Mutant hunts using comprehensive sequence-defined libraries make it possible to identify virtually all of the nonessential functions required for different bacterial processes. However, the success of such screening depends on the accuracy of mutant identification in the mutant library used. To provide a high-quality library for Pseudomonas aeruginosa PAO1, we created a sequence-verified collection of 9,437 transposon mutants that provides genome coverage and includes two mutants for most genes. Mutants were cherry-picked from a larger library, colony-purified, and resequenced both individually using Sanger sequencing and in a pool using Tn-seq.
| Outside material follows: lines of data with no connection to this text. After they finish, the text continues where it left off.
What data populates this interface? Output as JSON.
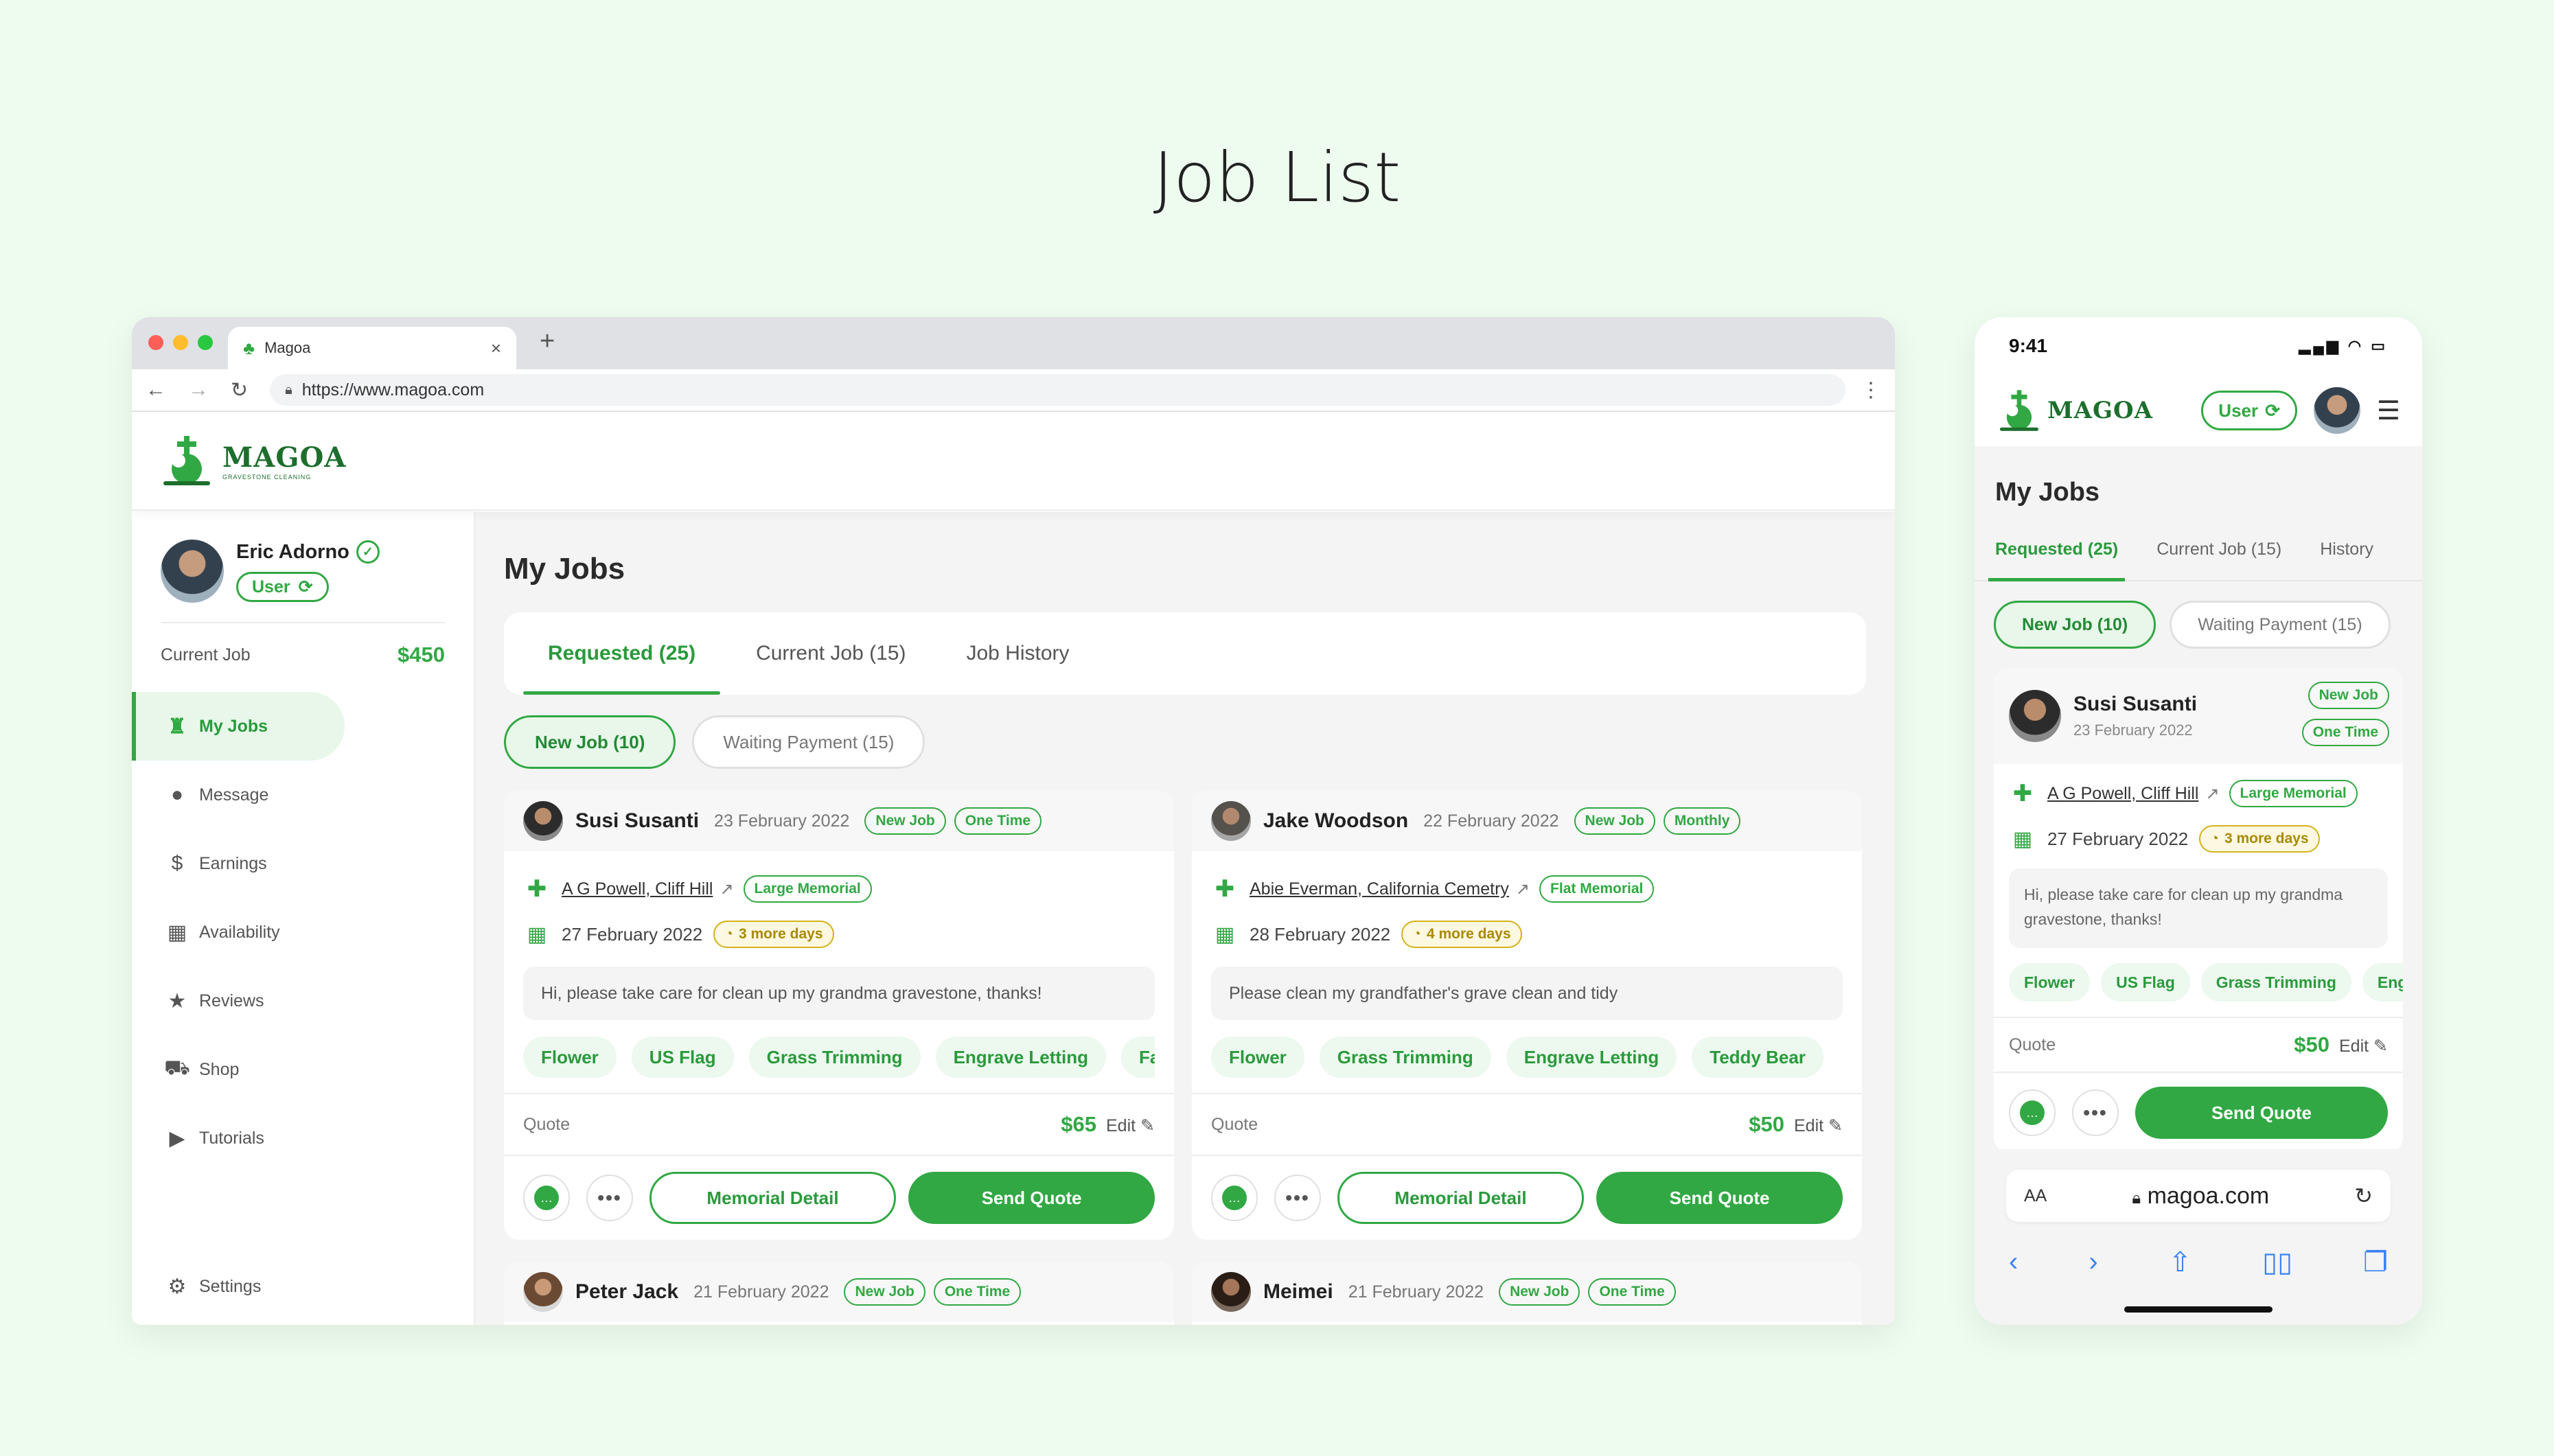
{
  "page_title": "Job List",
  "browser": {
    "tab_title": "Magoa",
    "tab_close": "×",
    "new_tab": "+",
    "url": "https://www.magoa.com",
    "nav": {
      "back": "←",
      "forward": "→",
      "reload": "↻",
      "menu": "⋮"
    }
  },
  "brand": {
    "name": "MAGOA",
    "tagline": "GRAVESTONE CLEANING",
    "color": "#31a843"
  },
  "profile": {
    "name": "Eric Adorno",
    "role": "User",
    "current_job_label": "Current Job",
    "current_job_value": "$450"
  },
  "sidebar": {
    "items": [
      {
        "label": "My Jobs",
        "icon": "broom-icon",
        "glyph": "♜"
      },
      {
        "label": "Message",
        "icon": "chat-icon",
        "glyph": "●"
      },
      {
        "label": "Earnings",
        "icon": "dollar-icon",
        "glyph": "$"
      },
      {
        "label": "Availability",
        "icon": "calendar-icon",
        "glyph": "▦"
      },
      {
        "label": "Reviews",
        "icon": "star-icon",
        "glyph": "★"
      },
      {
        "label": "Shop",
        "icon": "cart-icon",
        "glyph": "⛟"
      },
      {
        "label": "Tutorials",
        "icon": "play-icon",
        "glyph": "▶"
      }
    ],
    "settings": {
      "label": "Settings",
      "icon": "gear-icon",
      "glyph": "⚙"
    }
  },
  "main": {
    "title": "My Jobs",
    "tabs": [
      "Requested (25)",
      "Current Job (15)",
      "Job History"
    ],
    "filters": [
      "New Job (10)",
      "Waiting Payment (15)"
    ],
    "quote_label": "Quote",
    "edit_label": "Edit",
    "memorial_btn": "Memorial Detail",
    "send_btn": "Send Quote"
  },
  "jobs": [
    {
      "name": "Susi Susanti",
      "date": "23 February 2022",
      "tags": [
        "New Job",
        "One Time"
      ],
      "location": "A G Powell, Cliff Hill",
      "memorial": "Large Memorial",
      "due": "27 February 2022",
      "remaining": "3 more days",
      "message": "Hi, please take care for clean up my grandma gravestone, thanks!",
      "services": [
        "Flower",
        "US Flag",
        "Grass Trimming",
        "Engrave Letting",
        "Family Photo"
      ],
      "quote": "$65"
    },
    {
      "name": "Jake Woodson",
      "date": "22 February 2022",
      "tags": [
        "New Job",
        "Monthly"
      ],
      "location": "Abie Everman, California Cemetry",
      "memorial": "Flat Memorial",
      "due": "28 February 2022",
      "remaining": "4 more days",
      "message": "Please clean my grandfather's grave clean and tidy",
      "services": [
        "Flower",
        "Grass Trimming",
        "Engrave Letting",
        "Teddy Bear"
      ],
      "quote": "$50"
    },
    {
      "name": "Peter Jack",
      "date": "21 February 2022",
      "tags": [
        "New Job",
        "One Time"
      ]
    },
    {
      "name": "Meimei",
      "date": "21 February 2022",
      "tags": [
        "New Job",
        "One Time"
      ]
    }
  ],
  "phone": {
    "time": "9:41",
    "role": "User",
    "title": "My Jobs",
    "tabs": [
      "Requested (25)",
      "Current Job (15)",
      "History"
    ],
    "filters": [
      "New Job (10)",
      "Waiting Payment (15)"
    ],
    "job": {
      "name": "Susi Susanti",
      "date": "23 February 2022",
      "tags": [
        "New Job",
        "One Time"
      ],
      "location": "A G Powell, Cliff Hill",
      "memorial": "Large Memorial",
      "due": "27 February 2022",
      "remaining": "3 more days",
      "message": "Hi, please take care for clean up my grandma gravestone, thanks!",
      "services": [
        "Flower",
        "US Flag",
        "Grass Trimming",
        "Engrave Letting"
      ],
      "quote": "$50"
    },
    "quote_label": "Quote",
    "edit_label": "Edit",
    "send_btn": "Send Quote",
    "safari": {
      "aa": "AA",
      "domain": "magoa.com"
    }
  }
}
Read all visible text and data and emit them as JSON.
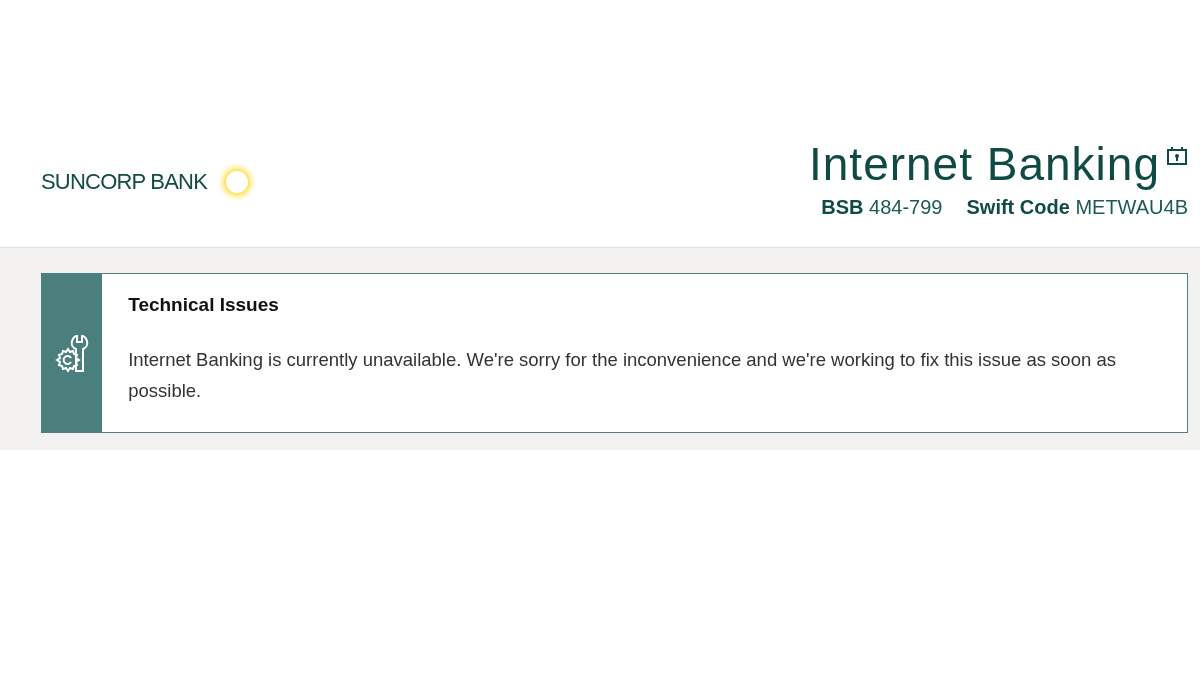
{
  "header": {
    "logo": "SUNCORP BANK",
    "title": "Internet Banking",
    "codes": [
      "**BSB** 484-799",
      "**Swift Code** METWAU4B"
    ]
  },
  "alert": {
    "title": "Technical Issues",
    "message": "Internet Banking is currently unavailable. We're sorry for the inconvenience and we're working to fix this issue as soon as possible."
  }
}
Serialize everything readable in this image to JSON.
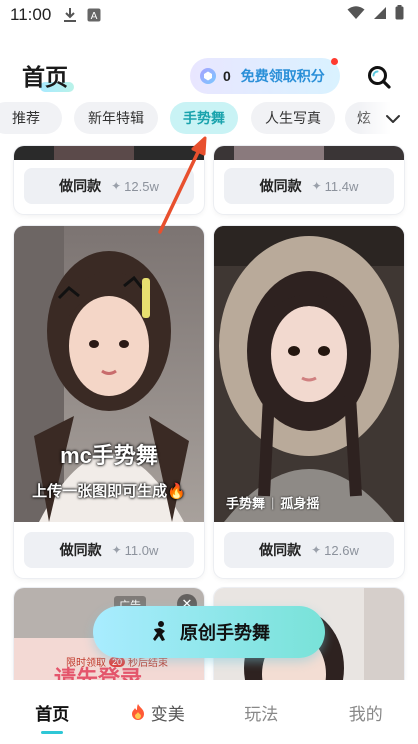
{
  "status_bar": {
    "time": "11:00",
    "icons": [
      "download-icon",
      "a-box-icon",
      "wifi-icon",
      "signal-icon",
      "battery-icon"
    ]
  },
  "header": {
    "title": "首页",
    "points": {
      "count": "0",
      "label": "免费领取积分",
      "has_notification": true
    },
    "search_icon": "search-icon"
  },
  "tabs": {
    "items": [
      {
        "label": "推荐"
      },
      {
        "label": "新年特辑"
      },
      {
        "label": "手势舞",
        "active": true
      },
      {
        "label": "人生写真"
      },
      {
        "label": "炫"
      }
    ],
    "expand_icon": "chevron-down-icon"
  },
  "cards": [
    {
      "button": "做同款",
      "count": "12.5w"
    },
    {
      "button": "做同款",
      "count": "11.4w"
    },
    {
      "title": "mc手势舞",
      "subtitle": "上传一张图即可生成🔥",
      "button": "做同款",
      "count": "11.0w"
    },
    {
      "tags": [
        "手势舞",
        "孤身摇"
      ],
      "button": "做同款",
      "count": "12.6w"
    }
  ],
  "ad": {
    "label": "广告",
    "timer_prefix": "限时领取",
    "timer_badge": "20",
    "timer_suffix": "秒后结束",
    "headline": "请先登录"
  },
  "create_button": {
    "label": "原创手势舞"
  },
  "bottom_nav": {
    "items": [
      {
        "label": "首页",
        "active": true
      },
      {
        "label": "变美"
      },
      {
        "label": "玩法"
      },
      {
        "label": "我的"
      }
    ]
  },
  "colors": {
    "accent": "#2ec7d6",
    "active_tab_bg": "#c9f3f5",
    "active_tab_text": "#1aa3ad",
    "points_text": "#2a8fd8",
    "annotation_arrow": "#e8502e"
  }
}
About 8% of the insertion assignments were corrected, and in the final library nearly 93% of the transposon locations were confirmed by at least one of the resequencing procedures. The extensive sequence verification and inclusion of more than one mutant for most genes should help minimize missed or erroneous genotype-phenotype assignments in studies using the new library.

Fig 1

Generation and sequence verification of the two-allele library. The steps followed in creating and checking the makeup of the library are indicated.

Fig 2

Distribution of insertions in a representative region of the genome. Insertions in a 13-kbp region of the genome are shown with their verification levels indicated. More than half of the locations were confirmed by both Sanger sequencing and Tn-seq.